Indigenous group leaders have also decried the new bilingual requirement, pointing out that none of the current members of the Supreme Court are bilingual and that English and French were not the only languages spoken at Canada’s founding. Perry Bellegarde, national chief of the Assembly of First Nations, also said that an indigenous justice would “bring that other perspective that it is not only common law and civil law — you have indigenous law, First Nations law that has to be incorporated into the justice system.”
Other critics have highlighted how the typical career route judges take before landing on the Supreme Court, and a lack of diversity in the pool of candidates from which justices are drawn, hinders the ultimate goal of increasing diversity on the bench.
“For the most part, our Supreme Court justices are elevated from the provincial Courts of Appeal. And the provincial Court of Appeal judges are often elevated from the provincial trial courts,” explains Rajan Agarwal, president of the South Asian Bar Association of Toronto. “Those lower courts are hugely non-diverse. The real thing we want to see is the feeder system, the pool, get better with more diverse candidates because then the prime minister has a more diverse set of choices.”
Trudeau's first appointment under the new process proves the critics’ concerns valid. In October, the prime minister picked Malcolm Rowe — an impeccably qualified white male lower court judge — from a list of 31 applicants to the Independent Commission. Agarwal praised Rowe, but called this appointment “a missed opportunity.”
Agarwal suggests three crucial steps the prime minister can take going forward to more effectively improve diversity in Canada’s courts. First, Trudeau should publish statistics of the applicants’ demographics. Was the applicant pool itself diverse? If not, what can be done to make that pool more representative of Canada’s population? Second, Trudeau should more closely examine the bilingual requirement to ensure it does not disproportionately disqualify aboriginal and immigrant communities. Finally, Trudeau should make more representative appointments to the lower courts, the courts with which most Canadians are more likely to interact.

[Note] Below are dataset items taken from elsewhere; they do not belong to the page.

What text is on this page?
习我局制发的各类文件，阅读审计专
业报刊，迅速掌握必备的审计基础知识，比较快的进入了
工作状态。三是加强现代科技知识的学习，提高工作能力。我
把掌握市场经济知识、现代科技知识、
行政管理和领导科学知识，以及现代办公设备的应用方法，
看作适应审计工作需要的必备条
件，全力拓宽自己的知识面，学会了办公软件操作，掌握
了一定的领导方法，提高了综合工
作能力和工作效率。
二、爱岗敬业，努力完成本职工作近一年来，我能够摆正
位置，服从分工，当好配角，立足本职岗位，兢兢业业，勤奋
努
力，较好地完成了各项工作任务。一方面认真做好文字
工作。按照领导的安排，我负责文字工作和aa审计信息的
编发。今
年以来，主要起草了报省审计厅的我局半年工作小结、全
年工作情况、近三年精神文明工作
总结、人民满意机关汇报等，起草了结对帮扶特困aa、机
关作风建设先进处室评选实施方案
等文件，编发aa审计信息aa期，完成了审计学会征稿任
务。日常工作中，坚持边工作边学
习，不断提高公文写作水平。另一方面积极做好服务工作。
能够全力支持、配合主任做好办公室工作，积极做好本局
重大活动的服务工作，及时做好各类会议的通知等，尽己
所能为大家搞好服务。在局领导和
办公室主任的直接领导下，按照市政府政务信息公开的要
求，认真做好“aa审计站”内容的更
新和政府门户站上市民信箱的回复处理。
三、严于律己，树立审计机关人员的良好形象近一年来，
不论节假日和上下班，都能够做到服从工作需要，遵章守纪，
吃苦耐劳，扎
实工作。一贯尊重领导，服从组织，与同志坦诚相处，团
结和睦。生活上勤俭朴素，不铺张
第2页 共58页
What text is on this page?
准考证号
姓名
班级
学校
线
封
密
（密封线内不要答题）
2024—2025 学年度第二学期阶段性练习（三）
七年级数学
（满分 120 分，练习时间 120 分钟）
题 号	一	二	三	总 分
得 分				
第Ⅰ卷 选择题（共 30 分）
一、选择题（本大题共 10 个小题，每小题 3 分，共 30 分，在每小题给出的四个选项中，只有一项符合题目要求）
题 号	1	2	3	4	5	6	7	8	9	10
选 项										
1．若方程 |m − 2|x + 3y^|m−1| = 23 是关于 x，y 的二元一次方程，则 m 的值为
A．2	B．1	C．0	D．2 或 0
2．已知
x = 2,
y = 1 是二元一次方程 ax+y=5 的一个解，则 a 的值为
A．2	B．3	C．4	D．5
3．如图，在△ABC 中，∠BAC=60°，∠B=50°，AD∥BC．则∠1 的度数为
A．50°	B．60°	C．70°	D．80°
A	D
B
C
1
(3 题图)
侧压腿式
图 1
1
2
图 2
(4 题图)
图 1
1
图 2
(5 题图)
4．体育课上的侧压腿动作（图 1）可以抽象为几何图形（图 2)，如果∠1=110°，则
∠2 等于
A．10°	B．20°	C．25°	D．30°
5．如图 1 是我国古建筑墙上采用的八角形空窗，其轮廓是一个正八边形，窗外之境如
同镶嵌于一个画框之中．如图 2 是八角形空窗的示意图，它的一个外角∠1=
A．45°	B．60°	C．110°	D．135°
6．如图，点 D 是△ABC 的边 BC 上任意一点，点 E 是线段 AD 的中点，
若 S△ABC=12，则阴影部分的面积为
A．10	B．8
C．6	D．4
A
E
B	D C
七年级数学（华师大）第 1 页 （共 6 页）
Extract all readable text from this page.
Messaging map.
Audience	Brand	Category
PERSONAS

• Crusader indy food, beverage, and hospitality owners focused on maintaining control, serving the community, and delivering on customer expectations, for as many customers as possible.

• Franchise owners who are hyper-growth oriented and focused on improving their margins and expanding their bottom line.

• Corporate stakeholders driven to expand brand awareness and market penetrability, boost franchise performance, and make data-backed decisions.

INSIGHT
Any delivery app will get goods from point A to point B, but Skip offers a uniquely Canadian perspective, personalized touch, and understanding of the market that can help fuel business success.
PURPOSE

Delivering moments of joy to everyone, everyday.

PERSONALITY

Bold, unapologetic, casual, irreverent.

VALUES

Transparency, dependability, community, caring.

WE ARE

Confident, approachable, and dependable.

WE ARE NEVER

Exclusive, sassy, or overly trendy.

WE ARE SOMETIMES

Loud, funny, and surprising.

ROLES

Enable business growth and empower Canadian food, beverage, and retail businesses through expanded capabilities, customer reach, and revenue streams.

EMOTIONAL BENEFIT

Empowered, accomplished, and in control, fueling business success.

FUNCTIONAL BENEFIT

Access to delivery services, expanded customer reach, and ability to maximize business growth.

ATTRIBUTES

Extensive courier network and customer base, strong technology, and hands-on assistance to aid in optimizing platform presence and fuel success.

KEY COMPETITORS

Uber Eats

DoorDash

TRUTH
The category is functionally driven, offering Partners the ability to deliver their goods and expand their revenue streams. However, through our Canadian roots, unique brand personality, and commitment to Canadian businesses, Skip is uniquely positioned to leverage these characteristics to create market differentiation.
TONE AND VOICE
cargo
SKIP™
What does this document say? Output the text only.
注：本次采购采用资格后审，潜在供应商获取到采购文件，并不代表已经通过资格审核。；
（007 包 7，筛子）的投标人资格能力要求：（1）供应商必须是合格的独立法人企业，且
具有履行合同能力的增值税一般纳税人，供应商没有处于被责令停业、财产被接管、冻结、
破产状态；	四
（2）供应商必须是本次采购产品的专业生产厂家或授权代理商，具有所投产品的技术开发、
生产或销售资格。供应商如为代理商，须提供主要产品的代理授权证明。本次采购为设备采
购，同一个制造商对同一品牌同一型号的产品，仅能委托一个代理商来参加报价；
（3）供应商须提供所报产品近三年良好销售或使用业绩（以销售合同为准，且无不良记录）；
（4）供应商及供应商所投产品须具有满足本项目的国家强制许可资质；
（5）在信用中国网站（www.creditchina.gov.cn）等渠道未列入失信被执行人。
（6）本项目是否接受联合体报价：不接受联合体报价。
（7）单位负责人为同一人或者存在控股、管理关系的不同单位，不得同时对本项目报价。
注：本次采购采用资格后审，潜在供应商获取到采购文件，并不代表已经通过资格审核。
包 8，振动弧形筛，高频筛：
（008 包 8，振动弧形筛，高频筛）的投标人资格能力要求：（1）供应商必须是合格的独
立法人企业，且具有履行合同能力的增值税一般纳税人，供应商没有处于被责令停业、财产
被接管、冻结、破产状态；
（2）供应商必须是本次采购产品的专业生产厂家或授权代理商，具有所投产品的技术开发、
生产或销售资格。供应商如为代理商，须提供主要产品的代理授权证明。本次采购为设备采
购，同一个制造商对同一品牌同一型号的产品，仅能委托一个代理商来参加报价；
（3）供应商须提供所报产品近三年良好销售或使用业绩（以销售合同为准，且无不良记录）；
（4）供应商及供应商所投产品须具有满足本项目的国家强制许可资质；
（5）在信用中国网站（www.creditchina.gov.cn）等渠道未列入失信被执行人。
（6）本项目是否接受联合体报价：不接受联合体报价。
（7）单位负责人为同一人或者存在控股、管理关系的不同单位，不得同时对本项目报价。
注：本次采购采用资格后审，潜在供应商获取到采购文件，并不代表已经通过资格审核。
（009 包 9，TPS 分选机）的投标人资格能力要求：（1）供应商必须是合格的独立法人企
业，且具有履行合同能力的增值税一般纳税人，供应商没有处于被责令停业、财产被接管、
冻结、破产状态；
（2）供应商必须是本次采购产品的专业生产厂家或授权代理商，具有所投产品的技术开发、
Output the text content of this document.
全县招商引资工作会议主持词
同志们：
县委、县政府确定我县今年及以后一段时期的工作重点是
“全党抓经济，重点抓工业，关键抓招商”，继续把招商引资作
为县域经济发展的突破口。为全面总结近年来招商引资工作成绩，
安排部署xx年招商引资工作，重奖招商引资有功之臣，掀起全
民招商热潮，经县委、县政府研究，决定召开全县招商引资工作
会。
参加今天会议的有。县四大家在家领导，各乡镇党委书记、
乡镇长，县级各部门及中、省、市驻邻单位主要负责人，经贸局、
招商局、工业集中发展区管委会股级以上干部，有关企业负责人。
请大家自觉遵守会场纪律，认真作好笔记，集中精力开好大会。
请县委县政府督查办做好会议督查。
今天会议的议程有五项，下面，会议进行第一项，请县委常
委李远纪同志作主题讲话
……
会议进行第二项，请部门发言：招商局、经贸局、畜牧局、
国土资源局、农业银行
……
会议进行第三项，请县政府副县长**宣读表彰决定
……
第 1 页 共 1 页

Canada’s challenges in achieving a diverse bench echo similar problems in the United States. The American Constitution Society’s report found that although women make up 50 percent of law school populations, they comprise only 38 percent of the legal profession and just 30 percent of state judges overall. No state has a representative number of female judges based on its population. The racial statistics are just as stark. Despite being 38 percent of the total population, the report found that people of color make up only 20 percent of state court judges.
Certain qualification requirements for judges can serve as a barrier to diversity here at home as well. In the United States, some states mandate that judges satisfy various residency, voting, and licensing requirements that are seen as hindrances by many racial minorities and women seeking to break into higher levels of the law.
Since the changes to the Canadian system are so new — the second Supreme Court appointment under the new process won’t occur until fall 2018 — its full impact remains to be seen. However, the ongoing discourse illustrates many of our own challenges in achieving a bench that looks like America — and highlights the importance of diversity in judicial selection reform.